28 Mayıs 2011 Cumartesi

nuri bilge ceylan sineması tadında bir hayat


nuri bilge ceylan filmi içinde yaşadığımı düşünmek bana huzur verir.mesela yanımda fazla konuşmayan,lazım olduğu kadar kelime tüketen insanlar vardır.başkasını anlamak zordur bunu bilirim ve anlamak için fazla çaba harcamam.herkesin kendi içinde kendilerine ait bir dünyaları vardır ve ben asla o dünyaya ait olamayacağımı bilirim oraya zorla girme hadsizliğine girmem.hayat aslında çok renkli değildir biz ondan zevk almak için renklere boyarız.dünya durağan,yavaş,sıkıcı,düzensiz,rahatsız biryerdir.insanın ruhu hep karanlıktır,ışık sadece önünü aydınlatır.başkaları aslında onun için önemsizdir.

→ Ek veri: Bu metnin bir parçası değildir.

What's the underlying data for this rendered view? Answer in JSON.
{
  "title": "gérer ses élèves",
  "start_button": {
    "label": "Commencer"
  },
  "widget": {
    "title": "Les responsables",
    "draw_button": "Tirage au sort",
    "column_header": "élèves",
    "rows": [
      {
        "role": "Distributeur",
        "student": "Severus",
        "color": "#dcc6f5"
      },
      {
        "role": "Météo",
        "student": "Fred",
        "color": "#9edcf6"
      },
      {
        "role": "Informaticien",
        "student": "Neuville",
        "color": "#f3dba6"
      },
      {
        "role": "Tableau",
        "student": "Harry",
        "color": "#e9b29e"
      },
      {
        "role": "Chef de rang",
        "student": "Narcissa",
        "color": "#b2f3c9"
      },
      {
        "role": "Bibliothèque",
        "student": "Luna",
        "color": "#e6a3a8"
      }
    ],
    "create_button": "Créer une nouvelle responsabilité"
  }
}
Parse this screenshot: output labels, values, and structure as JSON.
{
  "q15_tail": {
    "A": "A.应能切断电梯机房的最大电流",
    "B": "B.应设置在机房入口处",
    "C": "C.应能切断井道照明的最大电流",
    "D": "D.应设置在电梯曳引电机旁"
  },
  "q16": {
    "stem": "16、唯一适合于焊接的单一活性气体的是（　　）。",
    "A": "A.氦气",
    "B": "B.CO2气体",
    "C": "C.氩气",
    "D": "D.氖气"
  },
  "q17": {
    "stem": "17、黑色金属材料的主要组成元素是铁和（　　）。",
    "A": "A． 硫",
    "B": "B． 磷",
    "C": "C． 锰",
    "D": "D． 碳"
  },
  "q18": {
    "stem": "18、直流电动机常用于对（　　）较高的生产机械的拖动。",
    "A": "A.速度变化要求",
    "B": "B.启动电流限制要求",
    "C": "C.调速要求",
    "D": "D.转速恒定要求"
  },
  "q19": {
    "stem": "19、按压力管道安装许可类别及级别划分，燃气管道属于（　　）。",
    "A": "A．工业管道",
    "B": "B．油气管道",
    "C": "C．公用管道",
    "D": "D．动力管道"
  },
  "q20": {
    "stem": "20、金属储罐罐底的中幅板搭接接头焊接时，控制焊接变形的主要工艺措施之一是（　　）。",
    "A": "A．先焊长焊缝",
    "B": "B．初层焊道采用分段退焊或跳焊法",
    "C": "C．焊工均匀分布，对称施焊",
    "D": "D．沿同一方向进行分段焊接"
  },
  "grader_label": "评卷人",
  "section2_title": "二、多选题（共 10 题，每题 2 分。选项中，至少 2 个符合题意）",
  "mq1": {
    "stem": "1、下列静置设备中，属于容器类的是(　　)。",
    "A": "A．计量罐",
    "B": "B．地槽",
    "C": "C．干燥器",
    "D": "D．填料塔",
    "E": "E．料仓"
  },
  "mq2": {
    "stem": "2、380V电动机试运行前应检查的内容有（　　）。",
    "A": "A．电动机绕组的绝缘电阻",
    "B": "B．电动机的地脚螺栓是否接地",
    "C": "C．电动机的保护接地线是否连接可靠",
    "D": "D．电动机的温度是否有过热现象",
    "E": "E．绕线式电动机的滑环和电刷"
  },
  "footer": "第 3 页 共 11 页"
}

rüzgarın sesini duymak bizi içimize döndürür ve korkutur.otların rüzgarın altında savrulması bize kendi hayat içindeki savunmasızlığımızı hatırlatır ve o sahneye bakmak içimizi sıkar.bize hepimizin yalnız olduğunu ve aslında başkalarından o kadar da hazetmediğimizi hatırlatır o filmler.uzaklara bakmak gerçekten rahatlatıcıdır.istemediğimiz yerde istemediğimiz şeyleri yapmak zorunda kalmanın sıkışmışlığı vardır yüzümüzde.dünyamızı değiştirememenin çaresizliği.gittikçe uzaklaşır ve içimize çekilir ve çekilmez bir insan oluruz.artık hayatın akışı içinde normal insanların farketmediği gereksiz ayrıntıları farketmeye başlarız.yağmurun darbesine dayanamadığı için kırılmış ve ıslak kaldırım kenarında sonunu bekleyen ucuz şemsiye dikkatimizi çeker.hemen onunla ilgili bir senaryo hazırlarız.ardından yanımızdan geçen kadının telefon konuşmasından bir cümle çalınır kulağımızı,kırık şemsiye senaryosuna telefonla konuşan kadın katılır.hayatın göreceli anlamsız ayrıntıları artık bizim kaçışımız olur.senaryolar yazdıkça ayrıntılara, kendimize ördüğünüz duvara bir tuğla daha eklenir ve kalemizde başkaları için tuhaf ama bizim için mutlu bir hayat başlar.